Insgesamt kontrollieren rund 230 Bundespolizisten an diesem Tag mehr als 480 Fahrzeuge und 800 Personen. Die Bilanz laut Bundespolizeidirektion Koblenz: neun Personen wollen unerlaubt einreisen, nach fünf Personen wird wegen einer Aufenthaltsermittlung gefahndet. Außerdem setzen die Fahnder Haftbefehle gegen zwei Männer durch – in einem Fall geht es um einen Abschiebehaftbeschluss, im anderen um eine Zurückschiebung. Darüber hinaus finden die Einsatzkräfte Drogen und Waffen und stoppen drei Fahrer ohne Führerschein.

Grenzfahndung ist bereits seit Ende März ein Schwerpunkt der Bundespolizei. Sie will sich ein Bild von der Kriminalitätslage im deutsch-französisch-luxemburgisch-belgischen Grenzraum machen. Im April wurden demnach 12 300 Personen kontrolliert. Es gab 360 Fahndungstreffer, 700 Ermittlungsverfahren wurden eingeleitet und 120 Personen registriert, die illegal einreisen wollten.

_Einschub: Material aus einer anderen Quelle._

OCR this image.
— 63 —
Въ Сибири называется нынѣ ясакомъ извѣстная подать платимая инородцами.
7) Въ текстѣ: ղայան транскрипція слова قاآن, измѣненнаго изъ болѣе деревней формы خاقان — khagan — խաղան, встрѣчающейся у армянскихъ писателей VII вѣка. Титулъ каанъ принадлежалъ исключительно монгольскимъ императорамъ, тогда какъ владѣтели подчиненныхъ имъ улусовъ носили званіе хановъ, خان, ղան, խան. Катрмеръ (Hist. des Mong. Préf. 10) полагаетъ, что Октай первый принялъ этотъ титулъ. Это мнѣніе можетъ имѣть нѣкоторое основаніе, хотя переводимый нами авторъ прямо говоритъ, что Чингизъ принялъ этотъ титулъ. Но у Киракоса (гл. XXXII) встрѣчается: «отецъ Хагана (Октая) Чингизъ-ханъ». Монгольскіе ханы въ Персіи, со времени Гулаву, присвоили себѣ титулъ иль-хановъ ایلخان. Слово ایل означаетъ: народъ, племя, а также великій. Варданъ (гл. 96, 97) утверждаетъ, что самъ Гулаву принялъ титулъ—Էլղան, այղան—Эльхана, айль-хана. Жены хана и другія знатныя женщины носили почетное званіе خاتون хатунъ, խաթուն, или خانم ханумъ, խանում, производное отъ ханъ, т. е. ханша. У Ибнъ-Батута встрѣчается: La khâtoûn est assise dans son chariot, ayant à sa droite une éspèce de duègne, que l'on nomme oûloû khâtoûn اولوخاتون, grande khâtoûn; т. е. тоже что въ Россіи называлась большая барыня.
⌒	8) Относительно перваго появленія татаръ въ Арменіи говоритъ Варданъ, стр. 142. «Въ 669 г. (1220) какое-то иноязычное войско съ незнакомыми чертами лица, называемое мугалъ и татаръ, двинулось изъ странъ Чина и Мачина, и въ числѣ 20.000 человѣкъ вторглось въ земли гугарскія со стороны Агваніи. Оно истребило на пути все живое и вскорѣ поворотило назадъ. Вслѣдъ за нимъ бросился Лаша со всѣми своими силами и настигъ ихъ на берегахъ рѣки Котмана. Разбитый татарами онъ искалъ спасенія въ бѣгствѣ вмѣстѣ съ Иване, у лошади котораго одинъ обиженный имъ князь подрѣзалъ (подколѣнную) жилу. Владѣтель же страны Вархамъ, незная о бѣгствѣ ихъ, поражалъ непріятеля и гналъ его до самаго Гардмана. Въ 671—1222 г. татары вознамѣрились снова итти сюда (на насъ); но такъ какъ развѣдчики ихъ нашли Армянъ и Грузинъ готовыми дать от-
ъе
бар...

2018 hat die Bundespolizei in Rheinland-Pfalz, im Saarland und in Hessen nach eigenen Angaben 3400 unerlaubte Einreisen und Aufenthalte festgestellt, 900 davon im Saarland. Weil es grenzüberschreitende Kriminalität „jeden Tag“ gibt, sind Moritz zufolge „einsatzbezogene Stichprobenkontrollen“ nötig. Die mobilen Kräfte sollen nach seinen Angaben in den kommenden Jahren von derzeit drei Zügen mit jeweils rund 30 Beamten auf sechs Züge verstärkt werden. Auch die Bundespolizei in Bexbach bekommt Verstärkung: 2019 und 2020 gibt es je 50 Kräfte zusätzlich.

Die Gewerkschaft der Polizei (GdP) fordert allerdings noch mehr grenzüberschreitende Zusammenarbeit und Personal. „Bundesweit brauchen wir an der Grenze ein paar tausend Kräfte mehr – im Saarland 350“, sagt Roland Voss, Mitglied im Bundesvorstand des GdP-Bezirks Bundespolizei.